Tackling pain management in young patients


Recognizing the importance of pain management in children, the Children’s Hospital of Eastern Ontario (CHEO) is tackling pain management in a coordinated fashion.

Following a Quality Improvement report that identified the need for improved pain management services at CHEO, a working group was appointed in March 2005 to develop a more comprehensive model of pain services.

In response to the working group’s report, a team that included a nurse, psychologist, physiotherapist, pharmacist and anesthesiologist carved time out from their respective schedules and began offering a chronic pain clinic in September 2007 as the first response phase of this initiative.

With many of the team members having encountered patients who could greatly benefit from a comprehensive approach to their chronic pain issues, the team set out to establish referral criteria.

With no dedicated funding in place to do so, and without knowing how many children might be in need of this service, they began offering this clinic one half-day per month with the objective of seeing two new patients, and two in follow-up, as a phased in approach to an integrated pain service at CHEO.

Children, up to age 18 years, who are experiencing debilitating pain and not responding to short-term treatment, and whose life was being impacted negatively were identified as those who could benefit greatly from this approach.
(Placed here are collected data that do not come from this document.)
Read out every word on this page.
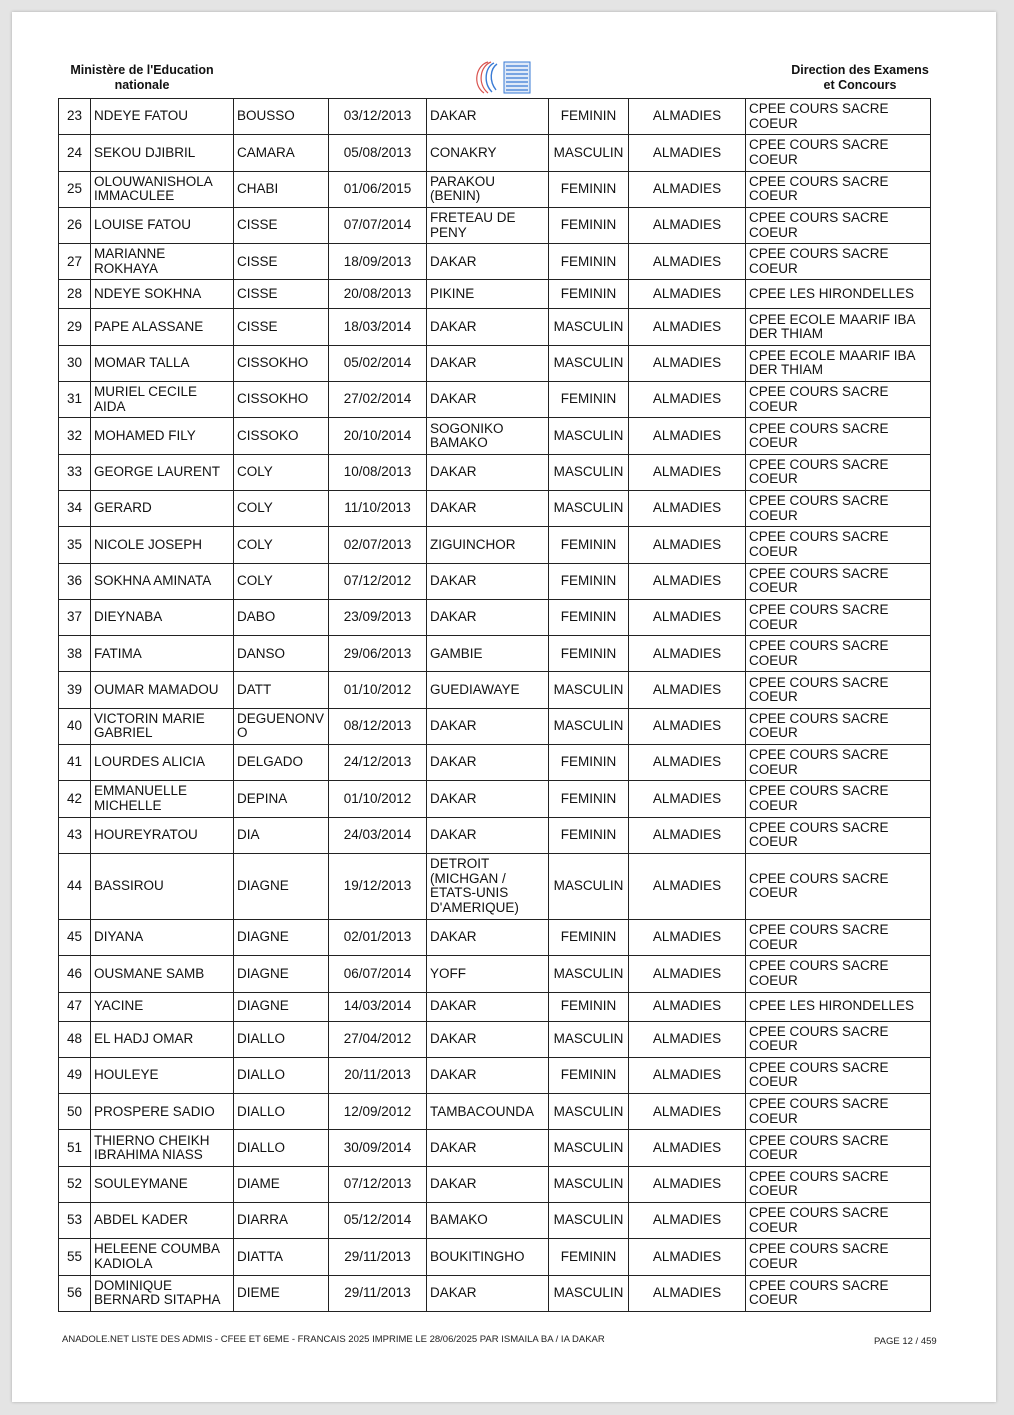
Ministère de l'Education
nationale
Direction des Examens
et Concours
23	NDEYE FATOU	BOUSSO	03/12/2013	DAKAR	FEMININ	ALMADIES	CPEE COURS SACRE COEUR
24	SEKOU DJIBRIL	CAMARA	05/08/2013	CONAKRY	MASCULIN	ALMADIES	CPEE COURS SACRE COEUR
25	OLOUWANISHOLA IMMACULEE	CHABI	01/06/2015	PARAKOU (BENIN)	FEMININ	ALMADIES	CPEE COURS SACRE COEUR
26	LOUISE FATOU	CISSE	07/07/2014	FRETEAU DE PENY	FEMININ	ALMADIES	CPEE COURS SACRE COEUR
27	MARIANNE ROKHAYA	CISSE	18/09/2013	DAKAR	FEMININ	ALMADIES	CPEE COURS SACRE COEUR
28	NDEYE SOKHNA	CISSE	20/08/2013	PIKINE	FEMININ	ALMADIES	CPEE LES HIRONDELLES
29	PAPE ALASSANE	CISSE	18/03/2014	DAKAR	MASCULIN	ALMADIES	CPEE ECOLE MAARIF IBA DER THIAM
30	MOMAR TALLA	CISSOKHO	05/02/2014	DAKAR	MASCULIN	ALMADIES	CPEE ECOLE MAARIF IBA DER THIAM
31	MURIEL CECILE AIDA	CISSOKHO	27/02/2014	DAKAR	FEMININ	ALMADIES	CPEE COURS SACRE COEUR
32	MOHAMED FILY	CISSOKO	20/10/2014	SOGONIKO BAMAKO	MASCULIN	ALMADIES	CPEE COURS SACRE COEUR
33	GEORGE LAURENT	COLY	10/08/2013	DAKAR	MASCULIN	ALMADIES	CPEE COURS SACRE COEUR
34	GERARD	COLY	11/10/2013	DAKAR	MASCULIN	ALMADIES	CPEE COURS SACRE COEUR
35	NICOLE JOSEPH	COLY	02/07/2013	ZIGUINCHOR	FEMININ	ALMADIES	CPEE COURS SACRE COEUR
36	SOKHNA AMINATA	COLY	07/12/2012	DAKAR	FEMININ	ALMADIES	CPEE COURS SACRE COEUR
37	DIEYNABA	DABO	23/09/2013	DAKAR	FEMININ	ALMADIES	CPEE COURS SACRE COEUR
38	FATIMA	DANSO	29/06/2013	GAMBIE	FEMININ	ALMADIES	CPEE COURS SACRE COEUR
39	OUMAR MAMADOU	DATT	01/10/2012	GUEDIAWAYE	MASCULIN	ALMADIES	CPEE COURS SACRE COEUR
40	VICTORIN MARIE GABRIEL	DEGUENONV O	08/12/2013	DAKAR	MASCULIN	ALMADIES	CPEE COURS SACRE COEUR
41	LOURDES ALICIA	DELGADO	24/12/2013	DAKAR	FEMININ	ALMADIES	CPEE COURS SACRE COEUR
42	EMMANUELLE MICHELLE	DEPINA	01/10/2012	DAKAR	FEMININ	ALMADIES	CPEE COURS SACRE COEUR
43	HOUREYRATOU	DIA	24/03/2014	DAKAR	FEMININ	ALMADIES	CPEE COURS SACRE COEUR
44	BASSIROU	DIAGNE	19/12/2013	DETROIT (MICHGAN / ETATS-UNIS D'AMERIQUE)	MASCULIN	ALMADIES	CPEE COURS SACRE COEUR
45	DIYANA	DIAGNE	02/01/2013	DAKAR	FEMININ	ALMADIES	CPEE COURS SACRE COEUR
46	OUSMANE SAMB	DIAGNE	06/07/2014	YOFF	MASCULIN	ALMADIES	CPEE COURS SACRE COEUR
47	YACINE	DIAGNE	14/03/2014	DAKAR	FEMININ	ALMADIES	CPEE LES HIRONDELLES
48	EL HADJ OMAR	DIALLO	27/04/2012	DAKAR	MASCULIN	ALMADIES	CPEE COURS SACRE COEUR
49	HOULEYE	DIALLO	20/11/2013	DAKAR	FEMININ	ALMADIES	CPEE COURS SACRE COEUR
50	PROSPERE SADIO	DIALLO	12/09/2012	TAMBACOUNDA	MASCULIN	ALMADIES	CPEE COURS SACRE COEUR
51	THIERNO CHEIKH IBRAHIMA NIASS	DIALLO	30/09/2014	DAKAR	MASCULIN	ALMADIES	CPEE COURS SACRE COEUR
52	SOULEYMANE	DIAME	07/12/2013	DAKAR	MASCULIN	ALMADIES	CPEE COURS SACRE COEUR
53	ABDEL KADER	DIARRA	05/12/2014	BAMAKO	MASCULIN	ALMADIES	CPEE COURS SACRE COEUR
55	HELEENE COUMBA KADIOLA	DIATTA	29/11/2013	BOUKITINGHO	FEMININ	ALMADIES	CPEE COURS SACRE COEUR
56	DOMINIQUE BERNARD SITAPHA	DIEME	29/11/2013	DAKAR	MASCULIN	ALMADIES	CPEE COURS SACRE COEUR
ANADOLE.NET LISTE DES ADMIS - CFEE ET 6EME - FRANCAIS 2025 IMPRIME LE 28/06/2025 PAR ISMAILA BA / IA DAKAR	PAGE 12 / 459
Referring physicians at CHEO had indicated that in some cases, their patients (many of whom are adolescents) were withdrawing from their social circle, experiencing family difficulties, weren’t attending school any longer and were quitting their part-time jobs, due to the unrelenting pain they were experiencing.

The chronic pain clinic aims to bring together a number of specialties in order to treat these patients in a holistic way. To date, some of the referrals have included young patients who have chronic pain resulting from an injury, and others who are suffering from chronic illnesses.
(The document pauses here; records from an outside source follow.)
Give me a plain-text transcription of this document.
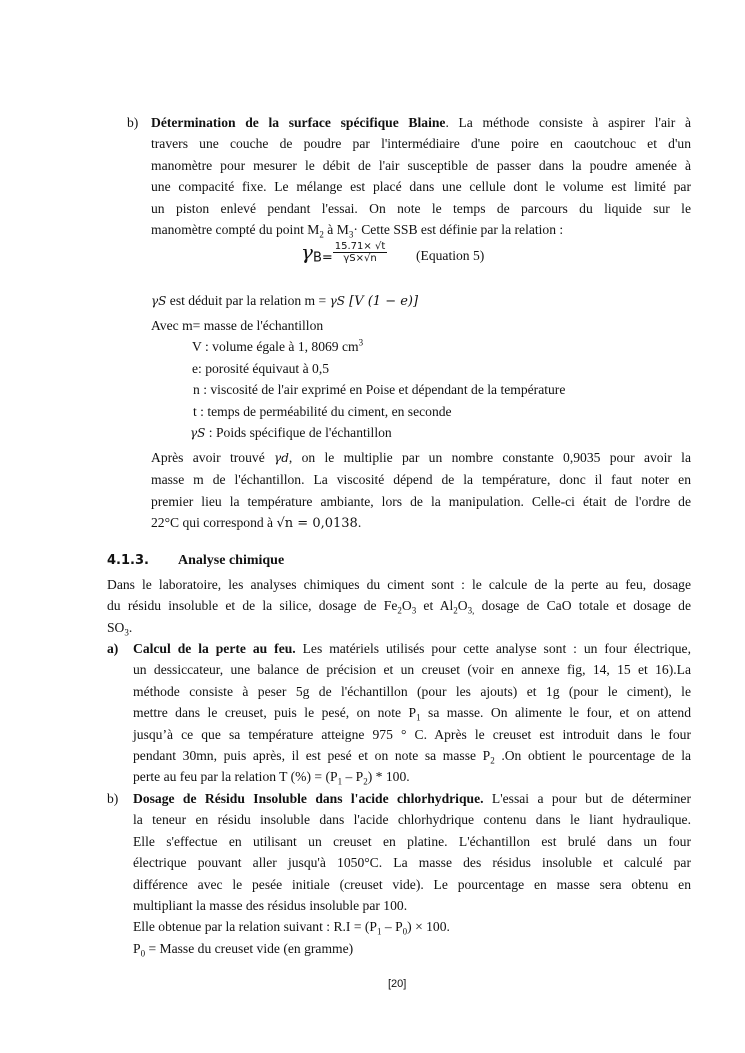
b) Détermination de la surface spécifique Blaine. La méthode consiste à aspirer l'air à
travers une couche de poudre par l'intermédiaire d'une poire en caoutchouc et d'un
manomètre pour mesurer le débit de l'air susceptible de passer dans la poudre amenée à
une compacité fixe. Le mélange est placé dans une cellule dont le volume est limité par
un piston enlevé pendant l'essai. On note le temps de parcours du liquide sur le
manomètre compté du point $M_2$ à $M_3\cdot$ Cette SSB est définie par la relation :
$\gamma_{B=} \frac{15.71\times √t}{\gamma S\times√n}$ (Equation 5)
γS est déduit par la relation m = γS [V (1 − e)]
Avec m= masse de l'échantillon
V : volume égale à 1, 8069 $cm^3$
e: porosité équivaut à 0,5
n : viscosité de l'air exprimé en Poise et dépendant de la température
t : temps de perméabilité du ciment, en seconde
γS : Poids spécifique de l'échantillon
Après avoir trouvé γd, on le multiplie par un nombre constante 0,9035 pour avoir la
masse m de l'échantillon. La viscosité dépend de la température, donc il faut noter en
premier lieu la température ambiante, lors de la manipulation. Celle-ci était de l'ordre de
22°C qui correspond à √n = 0,0138.
4.1.3. Analyse chimique
Dans le laboratoire, les analyses chimiques du ciment sont : le calcule de la perte au feu, dosage
du résidu insoluble et de la silice, dosage de $Fe_2O_3$ et $Al_2O_{3,}$ dosage de CaO totale et dosage de
$SO_3$.
a) Calcul de la perte au feu. Les matériels utilisés pour cette analyse sont : un four électrique,
un dessiccateur, une balance de précision et un creuset (voir en annexe fig, 14, 15 et 16).La
méthode consiste à peser 5g de l'échantillon (pour les ajouts) et 1g (pour le ciment), le
mettre dans le creuset, puis le pesé, on note $P_1$ sa masse. On alimente le four, et on attend
jusqu’à ce que sa température atteigne 975 ° C. Après le creuset est introduit dans le four
pendant 30mn, puis après, il est pesé et on note sa masse $P_2$ .On obtient le pourcentage de la
perte au feu par la relation T (%) = $(P_1 - P_2) * 100$.
b) Dosage de Résidu Insoluble dans l'acide chlorhydrique. L'essai a pour but de déterminer
la teneur en résidu insoluble dans l'acide chlorhydrique contenu dans le liant hydraulique.
Elle s'effectue en utilisant un creuset en platine. L'échantillon est brulé dans un four
électrique pouvant aller jusqu'à 1050°C. La masse des résidus insoluble et calculé par
différence avec le pesée initiale (creuset vide). Le pourcentage en masse sera obtenu en
multipliant la masse des résidus insoluble par 100.
Elle obtenue par la relation suivant : $R.I = (P_1 - P_0) \times 100$.
$P_0$ = Masse du creuset vide (en gramme)
[20]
The multidisciplinary approach is particularly effective in treating complex cases, where patients are accessing treatment from a number of different services. This approach allows for coordination between each member of the team, to better treat all of the patients’ symptoms.

The team meets in a fairly large, conference room, which can sometimes be intimidating at first for young people who may never have been in such a formal setting. They quickly warm up to the setting once they experience first-hand the benefits of having all the players in one room.

Fourteen-year old Marie-Soleil Plouffe was first seen by the team in December. To date, Marie-Soleil has had two consults with the team and clearly sees the benefits. The best thing about this approach, from her perspective, is having everyone in one room and not having to repeat her story, time and time again, to various practitioners. After the consult, there is individual care and follow-up with individual team members, which may include the physiotherapist, psychologist, or anesthetist for medication adjustment as required.

With such limited resources, CHEO’s chronic pain clinic is already building a waiting list for consults as more physicians begin to identify patients who can benefit from this new service. Additional resources are required in various areas, in order to grow this service and support the team’s approach. Building a referral pattern is what the team is focusing on presently, knowing full well that as referrals increase so too will wait times.

“We’ve got to start somewhere,” says Dr. Christine Lamontagne. “With chronic pain being such an issue in the adult sector, we need to begin addressing our adolescent patients’ needs in this area, before they transition over to the adult sector. We’ve had great feedback so far, and I’m confident that we can keep building this service in a coordinated way as needs become identified. For now, it feels great to offer this service to those who can really benefit from it.”